If the North Koreans are tempted to strike at the US and South Korean naval forces exercising off of South Korea's coast, as their rhetoric implies, they would be tempting fate. For while America and South Korea are willing to restrain a military response after the March South Korean corvette sinking, these allies may have vowed that the next time will not be consequences free:

The attack on the Cheonan in March, coupled with the uncertain signals coming out of Pyongyang, may have been a game-changer. This week, Secretary of State Hillary Clinton and Defense Secretary Bill Gates both visited South Korea and reports suggest the two sides agreed that any future such attack would have to bring a direct military response.

"If the United States and South Korea do nothing should there be a further attack, the message they send is that the North's nuclear weapons give them the ability to act with impunity in the region,” said Ian Bremmer, president of the Eurasia Group, a political risk consultancy. “And China, meanwhile, genuinely feels it has lost whatever leverage it had on Pyongyang."

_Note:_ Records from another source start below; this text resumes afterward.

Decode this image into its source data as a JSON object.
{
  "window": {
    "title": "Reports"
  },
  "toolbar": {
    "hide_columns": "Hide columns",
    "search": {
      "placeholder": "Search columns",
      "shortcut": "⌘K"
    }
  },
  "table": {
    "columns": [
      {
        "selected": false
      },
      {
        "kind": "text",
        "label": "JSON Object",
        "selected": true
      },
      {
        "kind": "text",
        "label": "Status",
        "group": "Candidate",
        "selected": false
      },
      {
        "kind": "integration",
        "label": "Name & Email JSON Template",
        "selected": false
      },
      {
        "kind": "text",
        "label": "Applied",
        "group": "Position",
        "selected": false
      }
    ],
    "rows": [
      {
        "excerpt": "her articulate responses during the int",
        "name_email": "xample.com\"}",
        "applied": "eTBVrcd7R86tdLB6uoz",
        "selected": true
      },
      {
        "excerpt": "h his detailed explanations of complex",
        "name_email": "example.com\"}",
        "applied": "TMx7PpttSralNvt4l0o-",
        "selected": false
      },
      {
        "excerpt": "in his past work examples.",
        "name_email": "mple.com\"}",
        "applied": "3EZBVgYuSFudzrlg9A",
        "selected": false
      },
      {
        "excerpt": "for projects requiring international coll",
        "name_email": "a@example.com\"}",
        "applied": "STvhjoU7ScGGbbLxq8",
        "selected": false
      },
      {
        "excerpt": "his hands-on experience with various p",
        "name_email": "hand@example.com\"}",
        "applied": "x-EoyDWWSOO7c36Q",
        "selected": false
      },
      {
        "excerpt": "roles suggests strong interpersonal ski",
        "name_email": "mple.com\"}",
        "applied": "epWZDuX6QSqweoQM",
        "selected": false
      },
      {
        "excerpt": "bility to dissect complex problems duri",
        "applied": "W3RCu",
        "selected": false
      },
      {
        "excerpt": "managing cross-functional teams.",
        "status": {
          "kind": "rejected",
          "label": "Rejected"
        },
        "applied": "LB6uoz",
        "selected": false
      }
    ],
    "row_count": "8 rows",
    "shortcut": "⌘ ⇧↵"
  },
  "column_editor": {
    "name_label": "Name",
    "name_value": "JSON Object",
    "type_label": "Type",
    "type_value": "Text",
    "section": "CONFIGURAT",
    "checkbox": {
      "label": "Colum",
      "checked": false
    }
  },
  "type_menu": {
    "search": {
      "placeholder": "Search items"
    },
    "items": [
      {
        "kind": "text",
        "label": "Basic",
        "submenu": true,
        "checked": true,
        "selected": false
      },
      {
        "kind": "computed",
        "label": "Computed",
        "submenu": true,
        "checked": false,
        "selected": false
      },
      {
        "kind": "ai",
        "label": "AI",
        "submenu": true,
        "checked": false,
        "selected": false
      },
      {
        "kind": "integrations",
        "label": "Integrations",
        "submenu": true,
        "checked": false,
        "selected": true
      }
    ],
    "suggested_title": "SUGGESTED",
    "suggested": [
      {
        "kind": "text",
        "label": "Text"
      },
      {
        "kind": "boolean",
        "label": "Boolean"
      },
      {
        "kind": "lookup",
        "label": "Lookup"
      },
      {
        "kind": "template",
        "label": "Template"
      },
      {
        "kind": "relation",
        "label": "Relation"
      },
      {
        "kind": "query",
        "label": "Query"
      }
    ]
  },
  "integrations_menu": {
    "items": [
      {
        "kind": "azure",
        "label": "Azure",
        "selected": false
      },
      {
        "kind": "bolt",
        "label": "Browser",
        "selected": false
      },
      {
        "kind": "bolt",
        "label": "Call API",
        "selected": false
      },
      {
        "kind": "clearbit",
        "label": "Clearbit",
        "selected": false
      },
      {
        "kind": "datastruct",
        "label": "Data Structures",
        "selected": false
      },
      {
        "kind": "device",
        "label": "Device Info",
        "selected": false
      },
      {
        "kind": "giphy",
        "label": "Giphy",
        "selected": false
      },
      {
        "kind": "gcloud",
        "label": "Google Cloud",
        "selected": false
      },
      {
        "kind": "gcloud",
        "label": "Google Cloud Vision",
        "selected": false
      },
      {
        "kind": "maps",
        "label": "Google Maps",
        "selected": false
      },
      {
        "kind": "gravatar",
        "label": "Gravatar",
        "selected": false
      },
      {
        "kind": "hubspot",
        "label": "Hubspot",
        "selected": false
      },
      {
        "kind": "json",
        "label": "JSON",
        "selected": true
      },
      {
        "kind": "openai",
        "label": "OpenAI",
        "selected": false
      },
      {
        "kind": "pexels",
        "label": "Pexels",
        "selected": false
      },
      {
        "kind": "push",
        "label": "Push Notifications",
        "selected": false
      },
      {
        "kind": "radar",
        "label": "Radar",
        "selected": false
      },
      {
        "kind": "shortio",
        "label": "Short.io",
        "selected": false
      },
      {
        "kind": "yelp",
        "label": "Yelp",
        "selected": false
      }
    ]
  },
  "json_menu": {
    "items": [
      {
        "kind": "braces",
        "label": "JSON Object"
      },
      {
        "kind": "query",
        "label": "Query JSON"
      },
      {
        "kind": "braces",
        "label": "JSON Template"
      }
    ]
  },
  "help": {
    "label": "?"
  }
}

A North Korean attack, followed by quick South Korean (and perhaps direct American) military retaliation, could spiral into a general war across the DMZ. If that happens, despite the casualties and damage that North Korea could inflict on South Korea, the survival of the North Korean regime will rely solely on the restraint shown by South Korea and America.

Because if it looks like escalation is going to happen, South Korea and America have incentive to strike hard and strike quickly at the North Korean nuclear facilities first, and then second at the artillery looming over Seoul. North Korea knows that they too would have incentive to use their assets before they are attacked by the South Koreans, the United States, and perhaps Japan.

With Seoul burning, will South Koreans think more of the further cost of destroying the North Korean regime or the value of preventing even worse from happening in the future should North Korea perfect a nuclear weapon?

And is the North Korean regime, used to getting away with murder, capable of making that calculation before they start off this sequence?